The fact that the Saudi journalist has received so much attention may be due to the fact that there are so few exile studies. There is a saying that sounds "one's death is tragedy, one million dead is just statistics."
Jamal Khashoggi's fate as the only refugee from Saudi Arabia is a tragedy, while refugees and activists from other countries are in millions and are just statistics. Could it be so established media reasoning? Or are there any other explanations?
Tuesday 16th of October had a long feature of Jamal Khashoggi's fate. Between the East Sensor Aron Lund from the Foreign Policy Institute, he participated in the studio and SVT's foreign correspondent participated in a video link. It was all round to say that "Iran is more democratic than Saudi Arabia" and criticize Donald Trump for imposing sanctions on Iran instead of Saudi Arabia.
Of course, there is freedom of the press in Sweden and SVT can report what it wants and call the century's worst crime for relative democracy. But that the fundamentalist regime in Iran should be "more democratic" than Saudi Arabia or any other country is nothing but a pathetic lie. Here are some quick facts about it, according to SVT "more democratic" Iran.

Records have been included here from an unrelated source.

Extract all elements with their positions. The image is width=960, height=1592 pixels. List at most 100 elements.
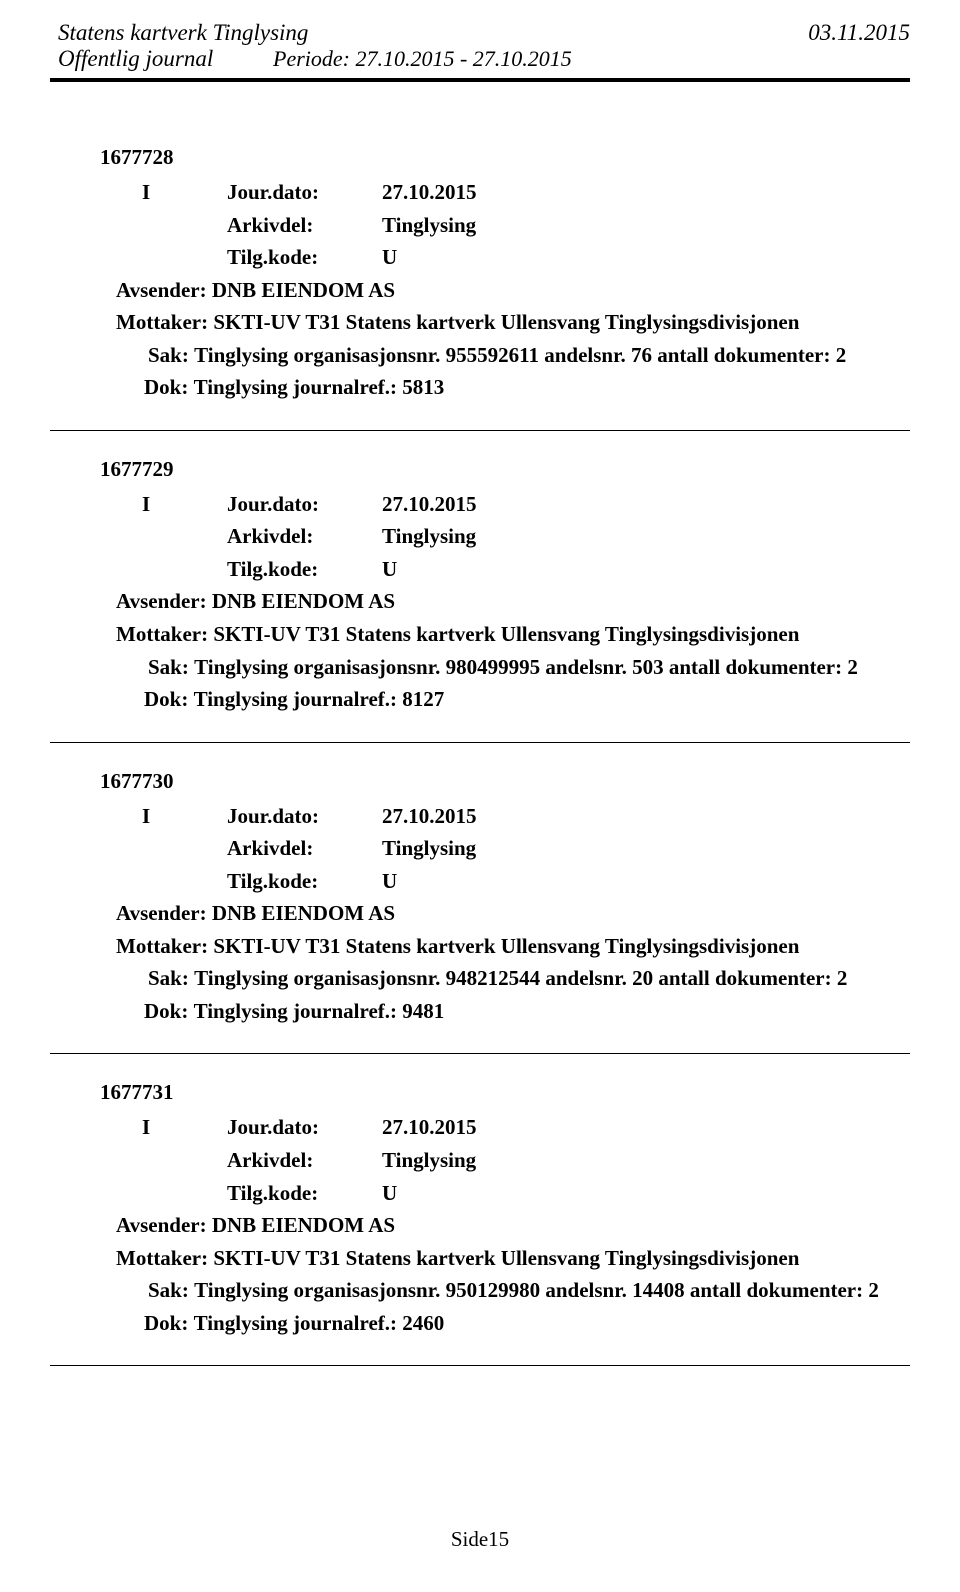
arkivdel-value: Tinglysing bbox=[382, 209, 900, 242]
entries-container: 1677728IJour.dato:27.10.2015Arkivdel:Tin… bbox=[50, 90, 910, 1366]
entry-row-dok: Dok: Tinglysing journalref.: 2460 bbox=[100, 1307, 900, 1340]
entry-row-sak: Sak: Tinglysing organisasjonsnr. 9482125… bbox=[100, 962, 900, 995]
entry-type: I bbox=[142, 800, 227, 833]
arkivdel-value: Tinglysing bbox=[382, 832, 900, 865]
tilgkode-label: Tilg.kode: bbox=[227, 553, 382, 586]
sak-value: Tinglysing organisasjonsnr. 948212544 an… bbox=[194, 962, 847, 995]
header-line-1: Statens kartverk Tinglysing 03.11.2015 bbox=[50, 20, 910, 46]
periode-label: Periode: bbox=[273, 46, 350, 71]
jourdato-value: 27.10.2015 bbox=[382, 176, 900, 209]
org-name: Statens kartverk Tinglysing bbox=[58, 20, 308, 46]
entry-row-arkivdel: Arkivdel:Tinglysing bbox=[100, 832, 900, 865]
mottaker-label: Mottaker: bbox=[116, 930, 213, 963]
entry-row-mottaker: Mottaker: SKTI-UV T31 Statens kartverk U… bbox=[100, 930, 900, 963]
entry-row-avsender: Avsender: DNB EIENDOM AS bbox=[100, 274, 900, 307]
entry-row-mottaker: Mottaker: SKTI-UV T31 Statens kartverk U… bbox=[100, 1242, 900, 1275]
tilgkode-label: Tilg.kode: bbox=[227, 241, 382, 274]
entry-type: I bbox=[142, 1111, 227, 1144]
entry-type: I bbox=[142, 488, 227, 521]
journal-entry: 1677731IJour.dato:27.10.2015Arkivdel:Tin… bbox=[100, 1080, 900, 1366]
page-container: Statens kartverk Tinglysing 03.11.2015 O… bbox=[0, 0, 960, 1366]
avsender-value: DNB EIENDOM AS bbox=[212, 585, 395, 618]
entry-row-mottaker: Mottaker: SKTI-UV T31 Statens kartverk U… bbox=[100, 306, 900, 339]
sak-label: Sak: bbox=[148, 962, 194, 995]
avsender-label: Avsender: bbox=[116, 274, 212, 307]
entry-row-sak: Sak: Tinglysing organisasjonsnr. 9555926… bbox=[100, 339, 900, 372]
entry-separator bbox=[50, 1365, 910, 1366]
sak-value: Tinglysing organisasjonsnr. 980499995 an… bbox=[194, 651, 858, 684]
periode-value: 27.10.2015 - 27.10.2015 bbox=[355, 46, 571, 71]
avsender-label: Avsender: bbox=[116, 1209, 212, 1242]
arkivdel-label: Arkivdel: bbox=[227, 1144, 382, 1177]
jourdato-value: 27.10.2015 bbox=[382, 488, 900, 521]
mottaker-value: SKTI-UV T31 Statens kartverk Ullensvang … bbox=[213, 306, 799, 339]
entry-row-jourdato: IJour.dato:27.10.2015 bbox=[100, 800, 900, 833]
entry-row-dok: Dok: Tinglysing journalref.: 9481 bbox=[100, 995, 900, 1028]
dok-value: Tinglysing journalref.: 5813 bbox=[194, 371, 445, 404]
tilgkode-label: Tilg.kode: bbox=[227, 1177, 382, 1210]
mottaker-label: Mottaker: bbox=[116, 306, 213, 339]
header-line-2: Offentlig journal Periode: 27.10.2015 - … bbox=[50, 46, 910, 72]
entry-id: 1677728 bbox=[100, 145, 900, 170]
dok-value: Tinglysing journalref.: 9481 bbox=[194, 995, 445, 1028]
sak-value: Tinglysing organisasjonsnr. 950129980 an… bbox=[194, 1274, 879, 1307]
entry-row-avsender: Avsender: DNB EIENDOM AS bbox=[100, 585, 900, 618]
entry-row-jourdato: IJour.dato:27.10.2015 bbox=[100, 176, 900, 209]
tilgkode-value: U bbox=[382, 241, 900, 274]
entry-id: 1677730 bbox=[100, 769, 900, 794]
jourdato-label: Jour.dato: bbox=[227, 488, 382, 521]
dok-label: Dok: bbox=[144, 371, 194, 404]
entry-row-arkivdel: Arkivdel:Tinglysing bbox=[100, 1144, 900, 1177]
mottaker-value: SKTI-UV T31 Statens kartverk Ullensvang … bbox=[213, 1242, 799, 1275]
entry-row-arkivdel: Arkivdel:Tinglysing bbox=[100, 209, 900, 242]
entry-row-mottaker: Mottaker: SKTI-UV T31 Statens kartverk U… bbox=[100, 618, 900, 651]
tilgkode-label: Tilg.kode: bbox=[227, 865, 382, 898]
page-header: Statens kartverk Tinglysing 03.11.2015 O… bbox=[50, 20, 910, 90]
entry-row-avsender: Avsender: DNB EIENDOM AS bbox=[100, 897, 900, 930]
avsender-value: DNB EIENDOM AS bbox=[212, 1209, 395, 1242]
entry-row-tilgkode: Tilg.kode:U bbox=[100, 1177, 900, 1210]
entry-row-sak: Sak: Tinglysing organisasjonsnr. 9804999… bbox=[100, 651, 900, 684]
jourdato-label: Jour.dato: bbox=[227, 176, 382, 209]
page-footer: Side15 bbox=[0, 1527, 960, 1552]
mottaker-value: SKTI-UV T31 Statens kartverk Ullensvang … bbox=[213, 618, 799, 651]
journal-entry: 1677728IJour.dato:27.10.2015Arkivdel:Tin… bbox=[100, 145, 900, 431]
journal-entry: 1677729IJour.dato:27.10.2015Arkivdel:Tin… bbox=[100, 457, 900, 743]
tilgkode-value: U bbox=[382, 865, 900, 898]
entry-row-sak: Sak: Tinglysing organisasjonsnr. 9501299… bbox=[100, 1274, 900, 1307]
mottaker-value: SKTI-UV T31 Statens kartverk Ullensvang … bbox=[213, 930, 799, 963]
entry-separator bbox=[50, 742, 910, 743]
sak-value: Tinglysing organisasjonsnr. 955592611 an… bbox=[194, 339, 846, 372]
jourdato-value: 27.10.2015 bbox=[382, 800, 900, 833]
journal-label: Offentlig journal bbox=[58, 46, 273, 72]
mottaker-label: Mottaker: bbox=[116, 1242, 213, 1275]
tilgkode-value: U bbox=[382, 553, 900, 586]
avsender-value: DNB EIENDOM AS bbox=[212, 897, 395, 930]
page-number: Side15 bbox=[451, 1527, 509, 1551]
entry-id: 1677729 bbox=[100, 457, 900, 482]
entry-row-tilgkode: Tilg.kode:U bbox=[100, 241, 900, 274]
mottaker-label: Mottaker: bbox=[116, 618, 213, 651]
arkivdel-value: Tinglysing bbox=[382, 520, 900, 553]
entry-row-jourdato: IJour.dato:27.10.2015 bbox=[100, 1111, 900, 1144]
entry-type: I bbox=[142, 176, 227, 209]
entry-separator bbox=[50, 430, 910, 431]
avsender-label: Avsender: bbox=[116, 897, 212, 930]
journal-entry: 1677730 IJour.dato:27.10.2015Arkivdel:Tin… bbox=[100, 769, 900, 1055]
dok-label: Dok: bbox=[144, 995, 194, 1028]
sak-label: Sak: bbox=[148, 339, 194, 372]
header-rule bbox=[50, 78, 910, 82]
header-date: 03.11.2015 bbox=[808, 20, 910, 46]
dok-value: Tinglysing journalref.: 2460 bbox=[194, 1307, 445, 1340]
dok-label: Dok: bbox=[144, 683, 194, 716]
arkivdel-label: Arkivdel: bbox=[227, 209, 382, 242]
entry-id: 1677731 bbox=[100, 1080, 900, 1105]
tilgkode-value: U bbox=[382, 1177, 900, 1210]
entry-row-jourdato: IJour.dato:27.10.2015 bbox=[100, 488, 900, 521]
dok-label: Dok: bbox=[144, 1307, 194, 1340]
avsender-label: Avsender: bbox=[116, 585, 212, 618]
arkivdel-value: Tinglysing bbox=[382, 1144, 900, 1177]
entry-separator bbox=[50, 1053, 910, 1054]
entry-row-dok: Dok: Tinglysing journalref.: 5813 bbox=[100, 371, 900, 404]
jourdato-label: Jour.dato: bbox=[227, 1111, 382, 1144]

The regime in Iran executes most of the world in proportion to population size.
The regime in Iran executes most of the minors in the world.
The regime in Iran captures most journalists in the world.
The regime in Iran has executed 120,000 political prisoners.
The regime in Iran has executed thousands of Baha'i, Christians and Jews.
The regime in Iran is one of the most corrupt in the world, according to Transparency International
During the Islamic regime, about 30 percent of the population lives below the poverty line.
In Sweden, about one hundred thousand inhabitants live. Everyone has evaded economic, political, religious or ethnic oppression and has come to Sweden as refugees. Even today thousands of iranians seek asylum in Sweden every year. However, the number of asylum seekers from Saudi Arabia is zero.
I have never been to Saudi Arabia and can not very much about the country. But I can say with confidence that Iran is not "more democratic" than Saudi Arabia or any other country.
However, the regime in Iran is good at import. The regime imports thousands of Swedish trucks. The Iranian regime is a major customer for Swedish trucks than all other countries in the region together. But I do not think SVT and the foreign policy institute use trucks as a democracy indicator, but that would not be serious. You can not measure democracy with the number of trucks sold
How to measure democracy and with what indicators, SVT likes to explain.